India: Is Buddhism back in vogue?
Express News Service, 11 Nov 2010
HYDERABAD, India -- What do foreign secretary Nirupama Rao’s office, Rakhi Sawant’s bathroom and drawing rooms of many Indians have in common? The answer is presence of Buddhist elements. From the new-found interest in the religion, it looks like Indians are having a new tryst with Buddhism.
With Kabbalah becoming the latest exotic religion in the West, it is now Indians’ turn to be infatuated with Buddhism.
But for most part, this interest has been more ornamental and cosmetic.
One often finds statues of Buddha, from laughing to reclining, in hotel lobbies, restaurants, yoga studios and even in bathrooms.
In 2009, controversy queen Rakhi Sawant reportedly earned the ire of generally peaceful Buddhists, when she posed for a photo in her bathtub with a Buddha in the background.
Many homes have a statue of the ‘laughing Buddha’, owing to a popular belief that rubbing the rotund figure’s protruding belly will bring prosperity.
Burnt-out professionals are making a beeline for ten-day long Vipasana courses.

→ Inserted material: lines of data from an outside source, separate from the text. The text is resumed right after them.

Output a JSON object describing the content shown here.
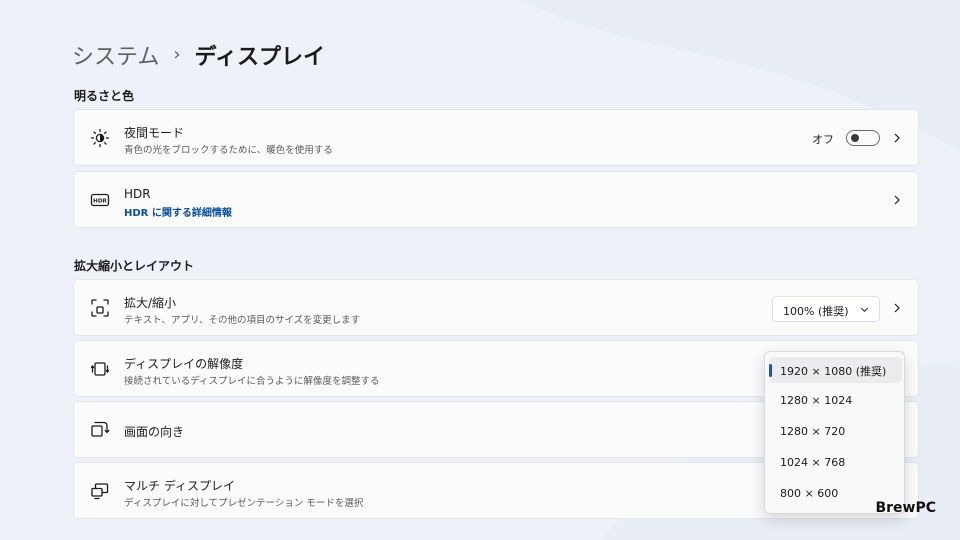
{
  "breadcrumb": {
    "parent": "システム",
    "separator": "›",
    "current": "ディスプレイ"
  },
  "sections": {
    "brightness": "明るさと色",
    "scale_layout": "拡大縮小とレイアウト"
  },
  "night_mode": {
    "title": "夜間モード",
    "subtitle": "青色の光をブロックするために、暖色を使用する",
    "toggle_label": "オフ",
    "toggle_on": false
  },
  "hdr": {
    "title": "HDR",
    "link": "HDR に関する詳細情報"
  },
  "scale": {
    "title": "拡大/縮小",
    "subtitle": "テキスト、アプリ、その他の項目のサイズを変更します",
    "value": "100% (推奨)"
  },
  "resolution": {
    "title": "ディスプレイの解像度",
    "subtitle": "接続されているディスプレイに合うように解像度を調整する"
  },
  "orientation": {
    "title": "画面の向き"
  },
  "multi_display": {
    "title": "マルチ ディスプレイ",
    "subtitle": "ディスプレイに対してプレゼンテーション モードを選択"
  },
  "resolution_dropdown": {
    "options": [
      "1920 × 1080 (推奨)",
      "1280 × 1024",
      "1280 × 720",
      "1024 × 768",
      "800 × 600"
    ],
    "selected_index": 0
  },
  "brand": "BrewPC",
  "colors": {
    "accent": "#0063b1",
    "link": "#0a4f98",
    "background": "#eef1f7",
    "card": "#fbfbfc"
  },
  "icons": {
    "night_mode": "brightness-icon",
    "hdr": "hdr-icon",
    "scale": "scale-icon",
    "resolution": "resolution-icon",
    "orientation": "orientation-icon",
    "multi_display": "multi-display-icon"
  }
}
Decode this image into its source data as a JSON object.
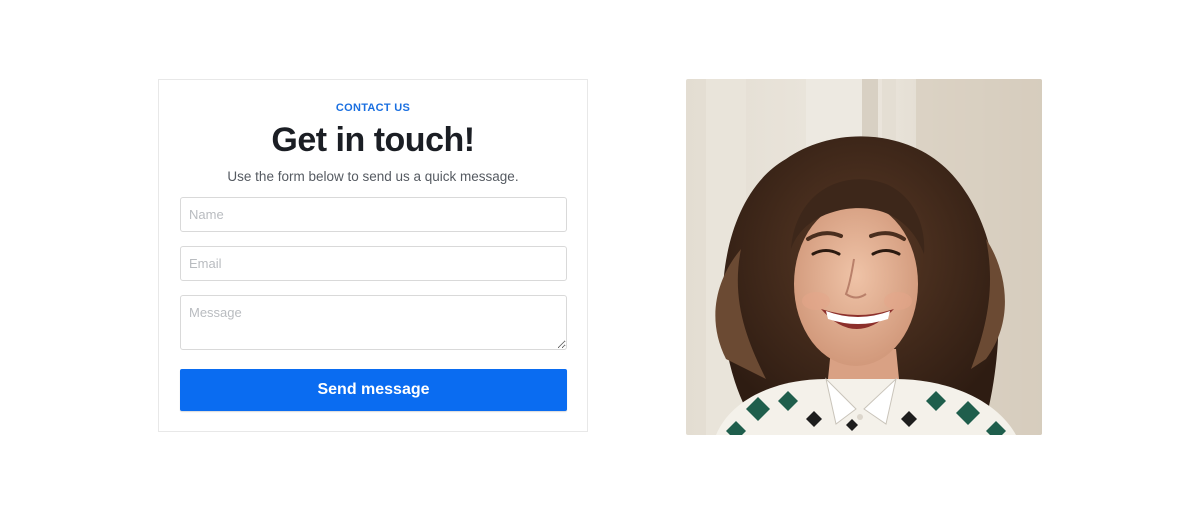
{
  "contact": {
    "eyebrow": "CONTACT US",
    "title": "Get in touch!",
    "subtitle": "Use the form below to send us a quick message.",
    "name_placeholder": "Name",
    "email_placeholder": "Email",
    "message_placeholder": "Message",
    "submit_label": "Send message"
  },
  "photo": {
    "subject": "smiling woman portrait"
  },
  "colors": {
    "accent": "#0a6cf1",
    "eyebrow": "#1a6fe0",
    "heading": "#1b1e24"
  }
}
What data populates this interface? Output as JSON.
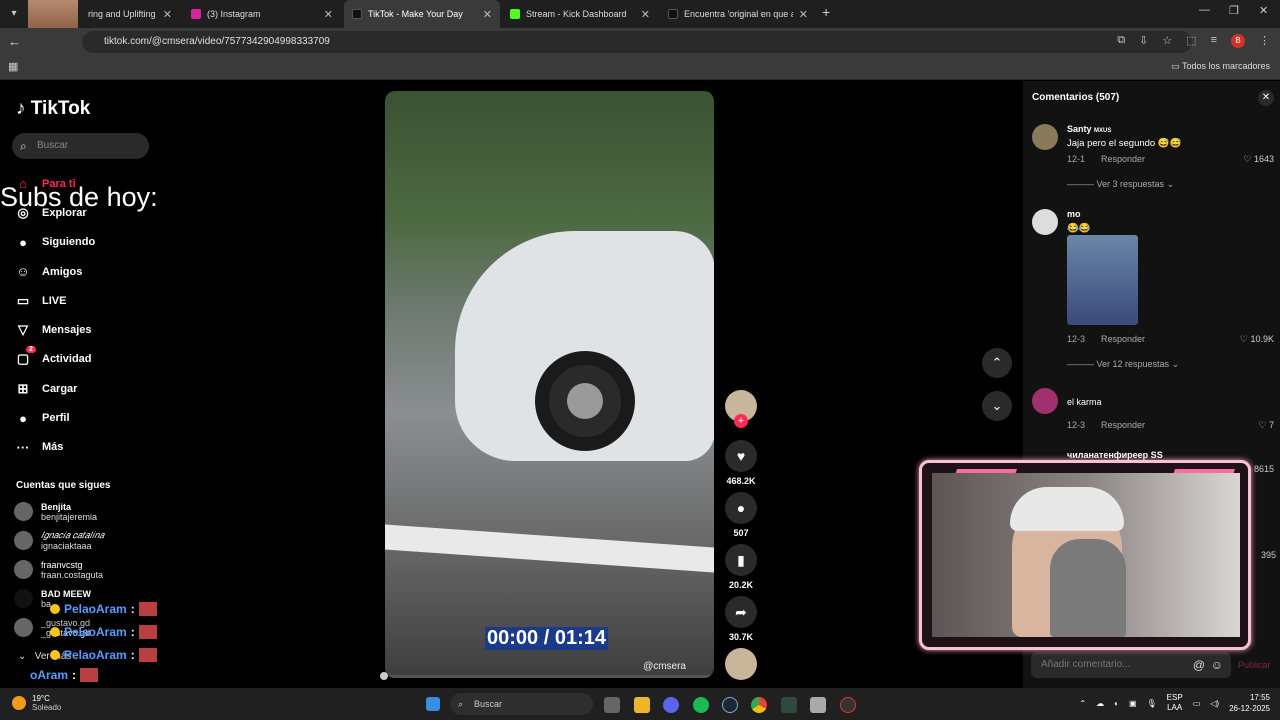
{
  "browser": {
    "tabs": [
      {
        "title": "ring and Uplifting Backg",
        "color": "#e33"
      },
      {
        "title": "(3) Instagram",
        "color": "#d6249f"
      },
      {
        "title": "TikTok - Make Your Day",
        "color": "#000"
      },
      {
        "title": "Stream - Kick Dashboard",
        "color": "#53fc18"
      },
      {
        "title": "Encuentra 'original en que aspe",
        "color": "#000"
      }
    ],
    "url": "tiktok.com/@cmsera/video/7577342904998333709",
    "profile_initial": "B",
    "bookmarks_all": "Todos los marcadores"
  },
  "tiktok": {
    "logo": "TikTok",
    "search_placeholder": "Buscar",
    "nav": [
      {
        "label": "Para ti",
        "icon": "home-icon",
        "glyph": "⌂",
        "active": true
      },
      {
        "label": "Explorar",
        "icon": "compass-icon",
        "glyph": "◎"
      },
      {
        "label": "Siguiendo",
        "icon": "following-avatar-icon",
        "glyph": "●"
      },
      {
        "label": "Amigos",
        "icon": "friends-icon",
        "glyph": "☺"
      },
      {
        "label": "LIVE",
        "icon": "live-icon",
        "glyph": "▭"
      },
      {
        "label": "Mensajes",
        "icon": "messages-icon",
        "glyph": "▽"
      },
      {
        "label": "Actividad",
        "icon": "activity-icon",
        "glyph": "▢"
      },
      {
        "label": "Cargar",
        "icon": "upload-icon",
        "glyph": "⊞"
      },
      {
        "label": "Perfil",
        "icon": "profile-icon",
        "glyph": "●"
      },
      {
        "label": "Más",
        "icon": "more-icon",
        "glyph": "···"
      }
    ],
    "activity_badge": "2",
    "following_title": "Cuentas que sigues",
    "following": [
      {
        "name": "Benjita",
        "handle": "benjitajeremia"
      },
      {
        "name": "𝐼𝑔𝑛𝑎𝑐𝑖𝑎 𝑐𝑎𝑡𝑎𝑙𝑖𝑛𝑎",
        "handle": "ignaciaktaaa"
      },
      {
        "name": "fraanvcstg",
        "handle": "fraan.costaguta"
      },
      {
        "name": "BAD MEEW",
        "handle": "ba"
      },
      {
        "name": "_gustavo.gd",
        "handle": "_gustavo.gd"
      }
    ],
    "ver_mas": "Ver más"
  },
  "overlay": {
    "subs_text": "Subs de hoy:",
    "chat_user": "PelaoAram",
    "chat_colon": ":",
    "chat_last_user": "oAram"
  },
  "video": {
    "timecode": "00:00 / 01:14",
    "handle": "@cmsera",
    "likes": "468.2K",
    "comments": "507",
    "saves": "20.2K",
    "shares": "30.7K"
  },
  "comments": {
    "title": "Comentarios (507)",
    "reply_label": "Responder",
    "items": [
      {
        "user": "Santy",
        "tag": "MXUS",
        "text": "Jaja pero el segundo 😅😅",
        "date": "12-1",
        "likes": "1643",
        "replies": "Ver 3 respuestas"
      },
      {
        "user": "mo",
        "text": "😂😂",
        "date": "12-3",
        "likes": "10.9K",
        "replies": "Ver 12 respuestas"
      },
      {
        "user": "el karma",
        "text": "",
        "date": "12-3",
        "likes": "7"
      },
      {
        "user": "чиланатенфиреер SS",
        "likes": "8615"
      }
    ],
    "side_count": "395",
    "input_placeholder": "Añadir comentario...",
    "publish": "Publicar"
  },
  "taskbar": {
    "temp": "19°C",
    "condition": "Soleado",
    "search": "Buscar",
    "lang1": "ESP",
    "lang2": "LAA",
    "time": "17:55",
    "date": "26-12-2025"
  }
}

Society women are chanting Buddhist mantras in their air-conditioned meditation rooms.Vipasana centres are mushrooming across the country, even in small towns.
Ananda Buddha Vihara, a noted Buddhist centre in Secunderabad, founded by Anjaneya Reddy, former chairman of APTDC, has seen a noticeable spurt of young devotees. “I have an aversion to organized religion. Buddhism allows me to be spiritual without being religious. One can be an atheist and at the same time follow Buddhism,” says Suman Bharath (25) who visits the Vihara often.
Plenty of Hollywood actors also claim to be enlightened by teachings of the Buddha. Goldie Hawn, Richard Gere and Orlando Bloom are some of the star names. Bollywood too is not far behind. Nandita Das and Hansika Motwani have both spoken openly about their fondness for the religion. Priyanka Gandhi’s interest in Buddhism is no secret either. So is Buddhism having a genuine revival in the country of its birth? Perhaps, it is time Indians started giving a serious thought to the Buddha’s teachings.